Tanpa memandang ke arah wajah Ashiel Dan Franz yang saat ini begitu terlihat menyesal, Pak Didit berjalan meninggalkan ruang seni sekolah.
▪☺☻☺▪
Sejak kejadian di ruang seni itu, rasanya perasaan Ashiel dan juga Franz tidak karuan. Mereka terus saja teringat akan ucapan Pak Didit. Memang rasanya ada benarnya juga. Selama ini Ashiel dan Franz tidak mau berusaha untuk membuka hati mereka. Menghargai perbedaan-perbedaan yang ada dan menjadikanya menjadi sesuatu yang begitu menyenangkan.
Ashiel memegang jari-jemari tangannya dengan jari-jemari tangannya yang lain dengan kuat. Hari ini tekadnya sudah bulat setelah semalaman berpikir tak henti-hentinya untuk segera mengakhiri semua pertengkaran dengan Franz.
Ashiel menguatkan langkah kakinya untuk berjalan menemui Franz yang kini sedang berdiri di samping pintu gerbang sekolah.
“Franz,” Panggil Ashiel ragu-ragu. Franz tersentak kaget. Orang yang sejak tadi ditunggunya dengan cemas kini memanggilnya.“Ashiel,” ucap Franz tak kalah ragu-ragunya.
Dalam beberapa detik Ashiel dan Franz yang kini sedang berdiri berhadap-hadapan terdiam.
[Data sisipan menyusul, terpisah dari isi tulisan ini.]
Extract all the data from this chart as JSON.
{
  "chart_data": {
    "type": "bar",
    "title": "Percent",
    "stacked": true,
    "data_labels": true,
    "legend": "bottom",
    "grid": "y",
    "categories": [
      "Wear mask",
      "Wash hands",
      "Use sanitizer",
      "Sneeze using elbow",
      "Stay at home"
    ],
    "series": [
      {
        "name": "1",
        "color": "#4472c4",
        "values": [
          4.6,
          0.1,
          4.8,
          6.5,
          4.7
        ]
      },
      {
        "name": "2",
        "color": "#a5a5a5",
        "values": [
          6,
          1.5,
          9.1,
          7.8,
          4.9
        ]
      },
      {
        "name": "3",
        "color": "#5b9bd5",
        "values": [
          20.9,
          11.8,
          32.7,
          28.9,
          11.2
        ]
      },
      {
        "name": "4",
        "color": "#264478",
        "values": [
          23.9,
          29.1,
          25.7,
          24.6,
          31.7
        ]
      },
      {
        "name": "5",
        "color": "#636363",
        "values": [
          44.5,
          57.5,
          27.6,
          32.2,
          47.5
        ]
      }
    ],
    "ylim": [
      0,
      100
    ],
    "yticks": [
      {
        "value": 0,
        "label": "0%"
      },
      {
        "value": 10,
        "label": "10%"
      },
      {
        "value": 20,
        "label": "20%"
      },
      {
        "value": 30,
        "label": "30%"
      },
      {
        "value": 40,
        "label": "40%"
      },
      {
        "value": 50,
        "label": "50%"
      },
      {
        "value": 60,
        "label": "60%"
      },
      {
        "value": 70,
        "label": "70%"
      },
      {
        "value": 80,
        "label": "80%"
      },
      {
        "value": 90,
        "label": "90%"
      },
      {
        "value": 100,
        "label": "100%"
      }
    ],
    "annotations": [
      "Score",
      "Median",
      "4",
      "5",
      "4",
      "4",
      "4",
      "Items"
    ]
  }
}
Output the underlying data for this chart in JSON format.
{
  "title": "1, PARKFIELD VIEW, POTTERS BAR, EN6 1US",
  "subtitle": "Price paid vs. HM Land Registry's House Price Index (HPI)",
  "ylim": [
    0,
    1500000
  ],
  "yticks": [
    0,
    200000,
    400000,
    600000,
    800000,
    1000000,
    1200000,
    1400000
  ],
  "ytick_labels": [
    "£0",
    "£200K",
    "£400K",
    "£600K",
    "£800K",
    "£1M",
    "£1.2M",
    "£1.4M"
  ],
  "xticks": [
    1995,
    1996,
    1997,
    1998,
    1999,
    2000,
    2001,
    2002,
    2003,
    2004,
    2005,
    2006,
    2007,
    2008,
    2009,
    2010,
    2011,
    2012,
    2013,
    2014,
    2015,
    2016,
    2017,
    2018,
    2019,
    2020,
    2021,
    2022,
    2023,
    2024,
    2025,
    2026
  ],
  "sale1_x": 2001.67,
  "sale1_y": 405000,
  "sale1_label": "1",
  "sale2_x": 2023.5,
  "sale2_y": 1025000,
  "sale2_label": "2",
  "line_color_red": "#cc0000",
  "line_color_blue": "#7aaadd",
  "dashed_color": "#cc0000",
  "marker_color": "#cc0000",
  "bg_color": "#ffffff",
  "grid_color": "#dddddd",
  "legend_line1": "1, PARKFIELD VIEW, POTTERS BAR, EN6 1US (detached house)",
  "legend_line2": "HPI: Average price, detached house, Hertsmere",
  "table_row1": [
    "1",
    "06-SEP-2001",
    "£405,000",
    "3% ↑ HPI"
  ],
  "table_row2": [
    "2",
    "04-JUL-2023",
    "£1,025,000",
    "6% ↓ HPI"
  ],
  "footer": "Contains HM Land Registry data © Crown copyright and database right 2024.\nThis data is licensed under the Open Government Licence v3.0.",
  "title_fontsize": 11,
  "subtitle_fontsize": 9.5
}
Membisu bersama sepinya sekolah sejak dua jam yang lalu.
“Gue mau ngomong,” ucap Ashiel dan Franz berbarengan akhirnya.
Sekejap mereka terdiam bersama-sama. “Ya udah deh, Loe duluan aja!”Ashiel menawarkan.
“Nggak ah, Loe kan cewek. Loe duluan aja deh!”Gantian Franz yang mengalah dan menawarkan agar Ashiel yang ngomang terlebih dulu.
“Beneran nggak pa-pa?” tanya Ashiel untuk meyakinkan dirinya.
“He-eh. Dah, ngomong aja,” jawab Franz dengan penuh senyuman ketulusan.
Ashiel menggigit bibir bawah mulutnya, “Franz, Gue mau minta maaf atas pertengkaran-pertengkaran kita selama ini. Gue banyak salah sama Loe. Loe mau kan, maafin gue?” pinta Ashiel penuh harap.
“Nggak Shiel. Seharusnya yang minta maaf tuh gue. Bukanya Loe,” ucap Franz sungguh-sungguh.
Ashiel terdiam. “Jadi, kita damai nih?”
“So pasti dong,” jawab Franz bersemangat.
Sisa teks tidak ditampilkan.